Yes, that sounds right.

The reason for using the angle θ as defined here is because the neutron has the same probability of moving away from its initial point in any direction. So, the probability that the neutron travels away between $\theta$ and $\theta + d\theta$ and azimuthal angle $\phi$ and $\phi + d\phi$ is $(1/4\pi) sin \theta \: d\theta \: d\phi$. Integrating this over all azimuthal angles $0 < \phi < 2 \pi$ gives $(1/2)sin\theta \: d\theta$ for the probability of heading out between $\theta$ and $\theta + d\theta$ for all azimuthal angles $\phi$. This is how the $(1/2)sin\theta \:d\theta$ ends up appearing in the integral.

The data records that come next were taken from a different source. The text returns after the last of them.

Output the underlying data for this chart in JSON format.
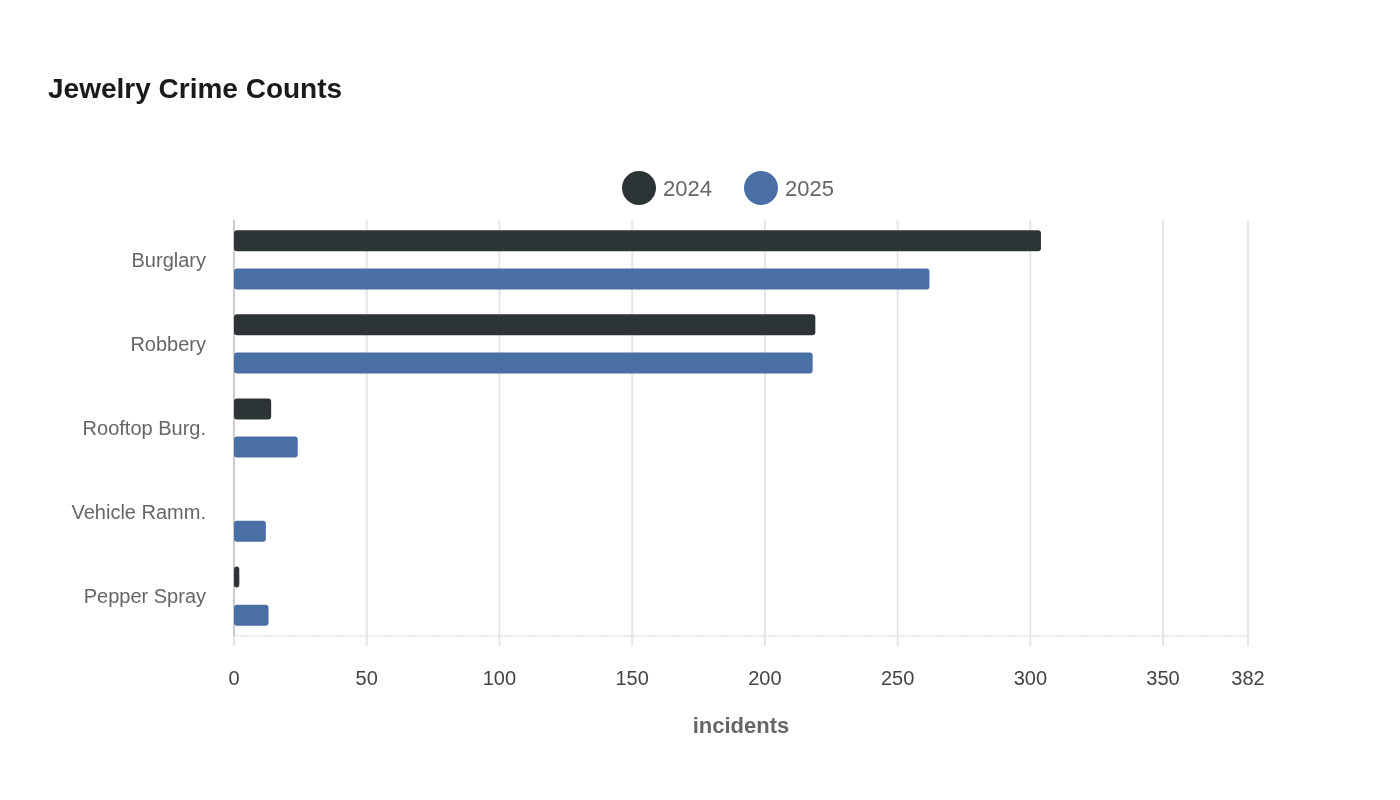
{
  "chart_data": {
    "type": "bar",
    "orientation": "horizontal",
    "title": "Jewelry Crime Counts",
    "xlabel": "incidents",
    "categories": [
      "Burglary",
      "Robbery",
      "Rooftop Burg.",
      "Vehicle Ramm.",
      "Pepper Spray"
    ],
    "series": [
      {
        "name": "2024",
        "color": "#2d3436",
        "values": [
          304,
          219,
          14,
          0,
          2
        ]
      },
      {
        "name": "2025",
        "color": "#4a6fa5",
        "values": [
          262,
          218,
          24,
          12,
          13
        ]
      }
    ],
    "xlim": [
      0,
      382
    ],
    "xticks": [
      0,
      50,
      100,
      150,
      200,
      250,
      300,
      350,
      382
    ],
    "grid": "x",
    "legend": "top"
  }
}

If you measure the angle $\Theta$ from the center of the sphere, then the expression for the probability that the neutron (at distance $a$ from the center) heads out between $\Theta$ and $\Theta + d\Theta$ is a much more complicated function of $\Theta$.

#### Attached Files:

• ###### thetas2.png
File size:
2.8 KB
Views:
129
5. May 22, 2015

### heritage972

Actually had something to say but Latex here is beyond me. I write articles with LaTex in TeXworks but am at a complete loss here. Sorry. I tried to post something but can't delete it.

6. May 22, 2015

### haruspex

I think the integration is easier if you turn the problem on its head. All exit points are equally likely, so instead you can ask the average distance from a fixed point P on the surface to points in the interior.
If the sphere is radius R, consider the points distance r from P. These form a spherical cap. The cap subtends an angle $2\alpha$ at P, $r=2R\cos(\alpha)$. The area of the cap is $2\pi r^2(1-\cos(\alpha))$. Substituting to eliminate $\cos(\alpha)$ we get an easy integral in r.